Director Alex Garland was publicly distraught at the lack of a worldwide cinematic release for his latest sci-fi venture Annihilation. Blocked by a change of management at Paramount, Annihilation was limited to a Netflix release outside of America, deemed too confusing for the majority of the public; a notion that seems not only insulting but downright wrong.
Lena (Natalie Portman) is haunted by the death of her partner, a soldier who went missing in ‘The Shimmer’, an alien wall that continues to expand across America. Desperate to discover what happened to her partner, Lena joins an expedition into ‘The Shimmer’ looking for anything that can give her the answers she is so desperate to discover.
Visually, Annihilation is breath-taking as its biological centre gives off a truly futuristic and mutated style. ‘The Shimmer’ is designed majestically with its colourful flow and it is these parts, that are so vital to the film, that feel wasted on a small screen. The impact just isn’t there, and it feels much like it can be seen but not felt.

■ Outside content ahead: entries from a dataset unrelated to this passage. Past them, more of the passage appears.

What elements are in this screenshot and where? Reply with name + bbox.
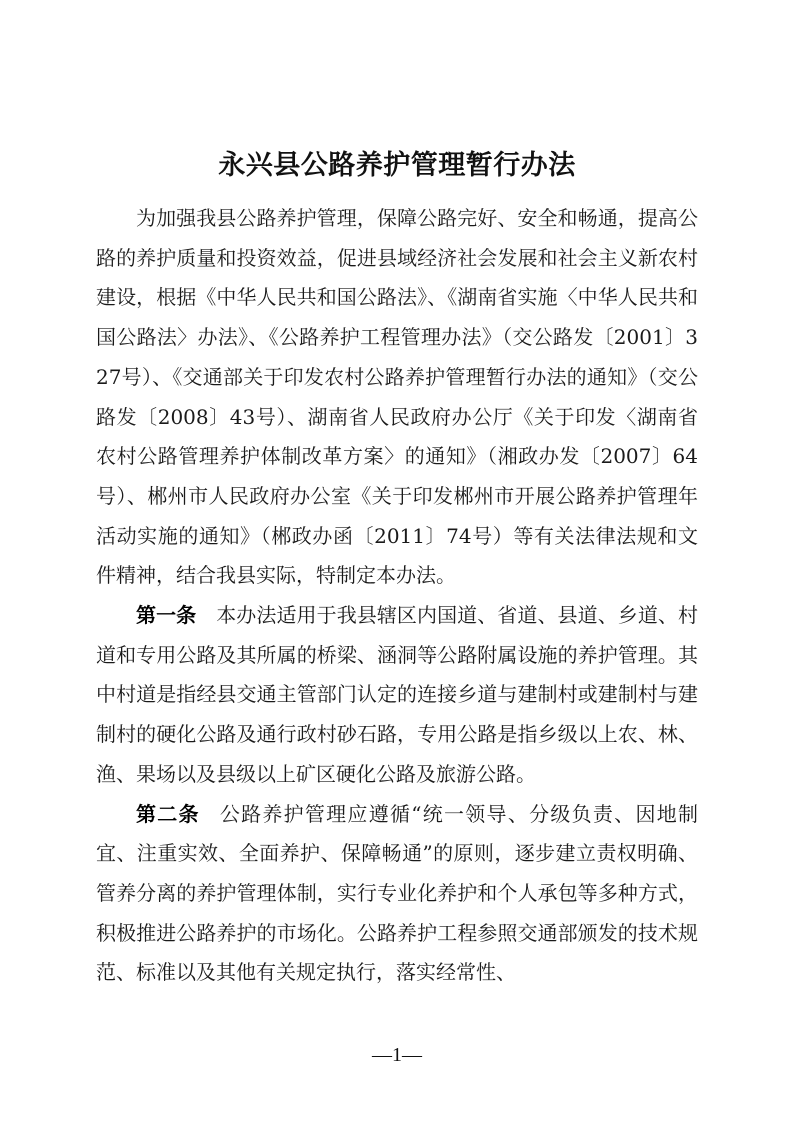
article-1-label: 第一条 (136, 603, 197, 628)
preamble-paragraph: 为加强我县公路养护管理，保障公路完好、安全和畅通，提高公路的养护质量和投资效益，促进县域经济社会发展和社会主义新农村建设，根据《中华人民共和国公路法》、《湖南省实施〈中华人民共和国公路法〉办法》、《公路养护工程管理办法》（交公路发〔2001〕327号）、《交通部关于印发农村公路养护管理暂行办法的通知》（交公路发〔2008〕43号）、湖南省人民政府办公厅《关于印发〈湖南省农村公路管理养护体制改革方案〉的通知》（湘政办发〔2007〕64号）、郴州市人民政府办公室《关于印发郴州市开展公路养护管理年活动实施的通知》（郴政办函〔2011〕74号）等有关法律法规和文件精神，结合我县实际，特制定本办法。 (96, 206, 698, 588)
article-1-paragraph (96, 596, 698, 795)
document-body (96, 199, 698, 993)
article-2-label: 第二条 (136, 801, 200, 826)
article-2-text: 公路养护管理应遵循“统一领导、分级负责、因地制宜、注重实效、全面养护、保障畅通”的原则，逐步建立责权明确、管养分离的养护管理体制，实行专业化养护和个人承包等多种方式，积极推进公路养护的市场化。公路养护工程参照交通部颁发的技术规范、标准以及其他有关规定执行，落实经常性、 (96, 801, 698, 985)
article-1-text: 本办法适用于我县辖区内国道、省道、县道、乡道、村道和专用公路及其所属的桥梁、涵洞等公路附属设施的养护管理。其中村道是指经县交通主管部门认定的连接乡道与建制村或建制村与建制村的硬化公路及通行政村砂石路，专用公路是指乡级以上农、林、渔、果场以及县级以上矿区硬化公路及旅游公路。 (96, 603, 699, 786)
page-number: —1— (372, 1044, 422, 1066)
document-title: 永兴县公路养护管理暂行办法 (218, 150, 576, 182)
article-2-paragraph (96, 795, 698, 994)
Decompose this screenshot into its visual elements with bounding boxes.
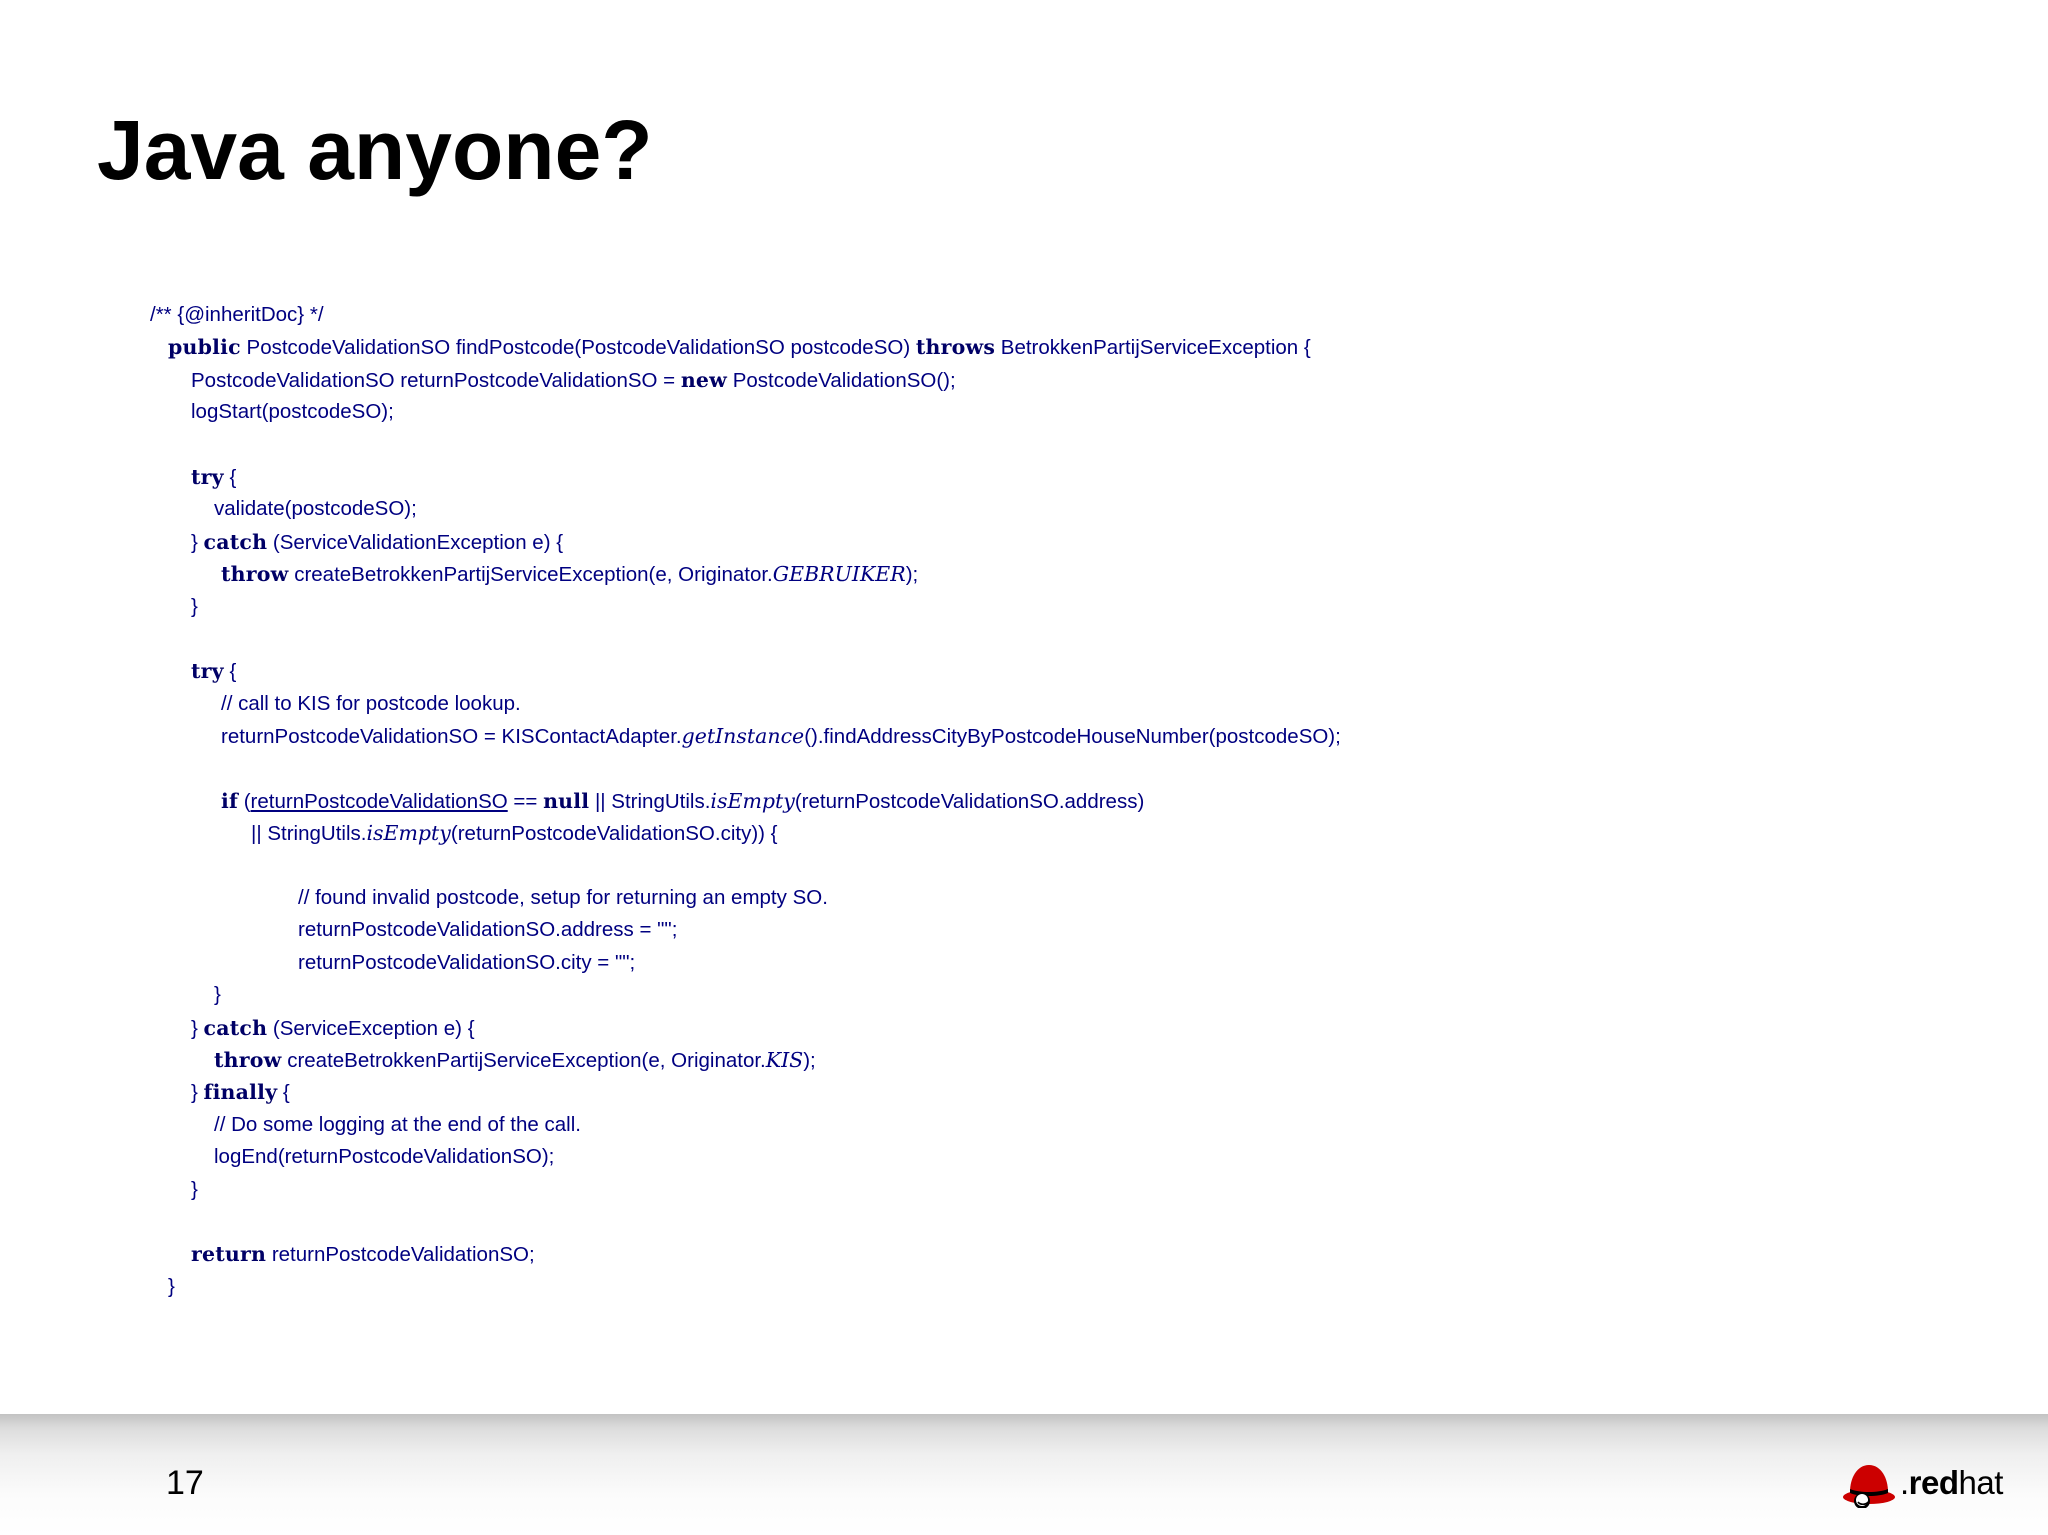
code-text: ==: [507, 789, 544, 813]
code-keyword: throw: [221, 562, 289, 587]
code-line: [150, 1238, 1370, 1270]
code-keyword: throw: [214, 1047, 282, 1072]
code-text: || StringUtils.: [251, 822, 367, 846]
code-keyword: finally: [203, 1080, 278, 1105]
code-line: [150, 720, 1370, 752]
code-keyword: new: [680, 367, 728, 392]
code-keyword: catch: [203, 529, 268, 554]
code-text: (returnPostcodeValidationSO.address): [794, 789, 1145, 813]
code-keyword: catch: [203, 1015, 268, 1040]
code-keyword: if: [221, 788, 239, 813]
code-text: || StringUtils.: [589, 789, 711, 813]
code-line: [150, 591, 1370, 623]
code-line: [150, 914, 1370, 946]
footer-band: [0, 1414, 2048, 1535]
code-text: }: [191, 1177, 198, 1201]
code-keyword: try: [191, 659, 224, 684]
code-listing: [150, 299, 1370, 1303]
code-static-reference: isEmpty: [366, 821, 451, 846]
code-text: }: [191, 594, 198, 618]
code-text: }: [191, 1016, 204, 1040]
code-keyword: return: [191, 1242, 267, 1267]
code-text: );: [905, 563, 919, 587]
code-text: (ServiceException e) {: [267, 1016, 475, 1040]
code-line: [150, 1044, 1370, 1076]
code-text: returnPostcodeValidationSO: [250, 789, 508, 813]
code-line: [150, 1141, 1370, 1173]
redhat-logo: [1842, 1454, 2003, 1510]
logo-word-red: red: [1908, 1463, 1959, 1501]
code-line: [150, 1076, 1370, 1108]
code-text: );: [803, 1048, 816, 1072]
code-text: // found invalid postcode, setup for returning an empty SO.: [298, 886, 828, 910]
code-text: createBetrokkenPartijServiceException(e, Originator.: [281, 1048, 766, 1072]
code-line: [150, 817, 1370, 849]
code-line: [150, 655, 1370, 687]
code-line: [150, 558, 1370, 590]
code-line: [150, 785, 1370, 817]
code-line: [150, 1012, 1370, 1044]
code-text: }: [214, 983, 221, 1007]
code-line: [150, 299, 1370, 331]
code-static-reference: getInstance: [681, 724, 805, 749]
code-line: [150, 1206, 1370, 1238]
code-line: [150, 1109, 1370, 1141]
code-text: }: [191, 1081, 204, 1105]
code-text: {: [223, 660, 237, 684]
code-line: [150, 882, 1370, 914]
code-line: [150, 364, 1370, 396]
code-keyword: null: [543, 788, 590, 813]
redhat-shadowman-icon: [1842, 1456, 1896, 1508]
logo-suffix: .: [1900, 1463, 1909, 1501]
code-line: [150, 1271, 1370, 1303]
code-text: (ServiceValidationException e) {: [267, 530, 564, 554]
code-text: ().findAddressCityByPostcodeHouseNumber(postcodeSO);: [804, 725, 1341, 749]
code-line: [150, 526, 1370, 558]
code-line: [150, 947, 1370, 979]
code-text: validate(postcodeSO);: [214, 497, 417, 521]
code-line: [150, 850, 1370, 882]
code-text: PostcodeValidationSO returnPostcodeValidationSO =: [191, 368, 681, 392]
code-text: logStart(postcodeSO);: [191, 400, 394, 424]
code-line: [150, 979, 1370, 1011]
code-line: [150, 461, 1370, 493]
code-text: createBetrokkenPartijServiceException(e, Originator.: [288, 563, 773, 587]
code-text: }: [191, 530, 204, 554]
code-text: returnPostcodeValidationSO.address = "";: [298, 918, 678, 942]
code-text: BetrokkenPartijServiceException {: [995, 336, 1311, 360]
code-line: [150, 396, 1370, 428]
code-static-reference: GEBRUIKER: [772, 562, 906, 587]
code-text: /** {@inheritDoc} */: [150, 303, 324, 326]
code-line: [150, 493, 1370, 525]
code-text: // call to KIS for postcode lookup.: [221, 691, 521, 715]
code-text: PostcodeValidationSO();: [727, 368, 956, 392]
code-line: [150, 429, 1370, 461]
code-line: [150, 1174, 1370, 1206]
code-line: [150, 331, 1370, 363]
code-text: logEnd(returnPostcodeValidationSO);: [214, 1145, 555, 1169]
redhat-wordmark: [1900, 1463, 2003, 1501]
code-line: [150, 688, 1370, 720]
code-text: {: [223, 465, 237, 489]
code-text: (returnPostcodeValidationSO.city)) {: [450, 822, 778, 846]
code-line: [150, 623, 1370, 655]
slide-title: Java anyone?: [97, 103, 653, 197]
code-keyword: throws: [915, 335, 996, 360]
code-keyword: public: [168, 335, 241, 360]
code-text: returnPostcodeValidationSO.city = "";: [298, 950, 636, 974]
code-keyword: try: [191, 464, 224, 489]
code-text: // Do some logging at the end of the call.: [214, 1112, 581, 1136]
code-line: [150, 752, 1370, 784]
code-text: PostcodeValidationSO findPostcode(PostcodeValidationSO postcodeSO): [240, 336, 916, 360]
code-text: (: [238, 789, 251, 813]
code-static-reference: KIS: [765, 1047, 804, 1072]
code-static-reference: isEmpty: [710, 788, 795, 813]
page-number: 17: [166, 1464, 204, 1502]
code-text: }: [168, 1274, 175, 1298]
code-text: returnPostcodeValidationSO = KISContactAdapter.: [221, 725, 682, 749]
code-text: {: [277, 1081, 290, 1105]
logo-word-hat: hat: [1958, 1463, 2003, 1501]
code-text: returnPostcodeValidationSO;: [266, 1243, 535, 1267]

The source novel was described as unfilmable, and Garland has proved the doubters wrong. There is such a strong emphasis within the film making it an engaging story with fantastic visuals, and Portman is allowed to run with her character, showing off her incredibly emotional yet powerful understanding of loss. There is a drive behind her character that acts as the film’s dynamo, and Garland lets that run wild. It’s a powerful film for so many reasons.
Annihilation should be a brilliant piece of modern sci-fi, but instead it feels like a wasted chance at showing off a truly great film. Garland has been massively let down, and hopefully understands that it is not him that has failed the film, but a money hungry corporation with no real understanding of what it takes to make a brilliant picture.